Use tmpfs
. It is usually mounted at /dev/shm
with the default size 1/2 of total RAM. The advantage is, that the memory is available for general usage by system, until you place something there (it is reserved on the fly). You might want to tweak the default setting a bit though - I personally have something like the following in /etc/fstab:
tmpfs /dev/shm tmpfs defaults,size=16m 0 0
tmpfs /free tmpfs defaults,size=66% 0 0
This does two things:
mounts rather small (16MB) tmpfs at /dev/shm/
for applications that might want to use it. The size is limited to prevent accidental waste of memory due to bugs.

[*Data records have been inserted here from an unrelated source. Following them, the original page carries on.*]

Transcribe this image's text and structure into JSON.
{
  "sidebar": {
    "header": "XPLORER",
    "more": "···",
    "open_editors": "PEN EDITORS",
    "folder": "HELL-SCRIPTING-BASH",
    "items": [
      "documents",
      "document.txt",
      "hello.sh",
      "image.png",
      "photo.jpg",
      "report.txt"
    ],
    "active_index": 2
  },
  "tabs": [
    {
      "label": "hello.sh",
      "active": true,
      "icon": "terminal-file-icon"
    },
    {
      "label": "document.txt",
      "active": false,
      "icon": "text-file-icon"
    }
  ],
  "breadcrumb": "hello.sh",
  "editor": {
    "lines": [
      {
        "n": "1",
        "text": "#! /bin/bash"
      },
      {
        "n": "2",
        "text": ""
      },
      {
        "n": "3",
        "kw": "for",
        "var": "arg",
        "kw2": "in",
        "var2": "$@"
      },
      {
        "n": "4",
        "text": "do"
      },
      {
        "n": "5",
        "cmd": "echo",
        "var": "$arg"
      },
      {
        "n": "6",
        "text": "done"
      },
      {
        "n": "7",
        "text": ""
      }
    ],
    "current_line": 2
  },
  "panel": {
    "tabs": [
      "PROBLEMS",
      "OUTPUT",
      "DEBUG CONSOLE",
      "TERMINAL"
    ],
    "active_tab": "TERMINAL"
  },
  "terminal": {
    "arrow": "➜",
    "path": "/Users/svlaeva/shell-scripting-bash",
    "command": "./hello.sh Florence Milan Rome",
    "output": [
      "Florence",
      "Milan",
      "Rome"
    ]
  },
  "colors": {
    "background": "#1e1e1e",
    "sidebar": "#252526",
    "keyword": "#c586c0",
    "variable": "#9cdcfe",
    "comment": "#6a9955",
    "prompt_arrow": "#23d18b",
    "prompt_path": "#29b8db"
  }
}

mounts tmpfs with size of 2/3 of available RAM at /free
.
Note that the filesystem block size is equal to memory page size - should you be using architecture with larger memory page size (e.g. PowerPCs or Itanium), even empty file will occupy whole page. This overhead can be reasonably reduced by creating a large file, formatting it with a "regular" filesystem with smaller blocks (e.g. XFS can use blocks as small as 512B), and loop-mounting it.
As for SSD - they are orders of magnitude slower than RAM, will get cached anyway, and have limited number of erase cycles, so question is whether you want to use these in situations when you have enough RAM. And by the way, there even are hardware RAM drives.